An Initial Exploration of Electricity Price Forecasting

One month ago, I decided to perform some exploration on the problem electricity price forecasting to get some knowledge in electricity market and sharpen skills in data management and modeling. This post will describe what I have done and achieved in this project, from problem definition, literature review, data collection, data exploration, feature creation, model implementation, model evaluation, and result discussion. Feature engineering and Spark are two skills I aim to gain and improve in this project.  

The price of a commodity in a market influences the behaviors of all market participants from suppliers to consumers. So knowledge about the future price plays a determinant role on selling and buying decisions for suppliers to make profits and for consumers to save cost.

Electricity is the commodity in the electricity market. In deregulated electricity market, generating companies (GENCOs) submit production bids one day ahead. When GENCOs decide the bids, both electricity load and price for the coming day are not known. So those decisions rely on the forecasting of electricity load and price. Electricity load forecasting has moved to an advanced stage both in the industry and academic with low enough prediction error, while electricity price forecasting is not as mature as electricity load forecasting in the respect of tools and algorithms. That is because the components of electricity price are more complicated than electricity load. 

1. Literature Review

"If I have been able to see further, it was only because I stood on the shoulder of giants." -- Newton

The review paper (Electricity Price Forecasting in Deregulated Markets: A Review and Evaluation) has been mainly referred to. In this paper, both price-influencing factors and models are summarized. 

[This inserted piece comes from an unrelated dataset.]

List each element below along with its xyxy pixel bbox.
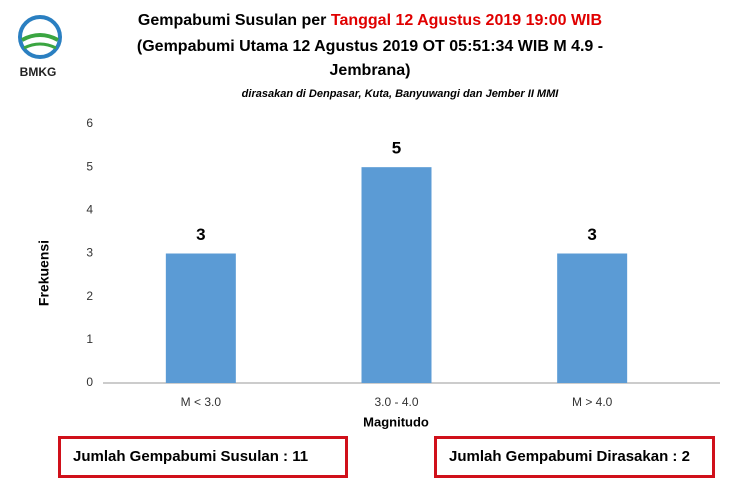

2. Exploratory Data Analysis

The locational based marginal price (LBMP) in day ahead market provided by New York Independent System Operator (ISO) is used. Because of computational resource limitation, this project is only to forecast the price of "WEST" zone for the coming day.

"Some machine learning projects succeed and some fail. What makes the difference? Easily the most important factor is the features used."   -- Pedro Domingos in "A Few Things to Know about Machine Learning"

Based on the scatter plot and correlation coefficient, the following variables are used as model inputs. 

- Marginal cost losses

- The square of marginal cost losses

- Marginal cost congestion

- The square of marginal cost congestion

- The average price in the past 1 day

- The average price in the past 7 days

- The average price in the past 28 days

- The average price in the past 364 days

- The standard deviation of price in the past 1 day

- The standard deviation of price in the past 7 days

- The standard deviation of price in the past 28 days

- The standard deviation of price in the past 364 days

- The ratio of average price in the past 1 day over average price in the past 7 days

- The ratio of average price in the past 7 days over average price in the past 364 days

- The ratio of average price in the past 28 days over average price in the past 364 days

- The ratio of  standard deviation in the past 1 day over standard deviation in the past 7 days

- The ratio of standard deviation in the past 7 days over standard deviation in the past 364 days

- The ratio of standard deviation in the past 28 days over standard deviation in the past 364 days

- The year 

3. Model Development

The linear regression is used as the initial model for exploration. 

4. Result Presentation and Analysis 

The mean absolute percentage error (MAPE) is used as the performance error. The MAPE is currently around 53%, which is high. The solution can be improved in the following respects.

• Create more efficient input variables, like electricity load. The electricity load data in New York ISO is provided in 5-minute interval. Those data has been retrieved, but is under manipulation process, like imputing missing value and aggregating to hour-level. 
• Use other models like neural network. 

The code developed for this project can be found here. The computation was tried on Spark system. And feature engineering was paid especial attention to in this project. There are still a lot to do in this project in order to improve forecasting accuracy. I will try to continue this topic if I get enough time and energy.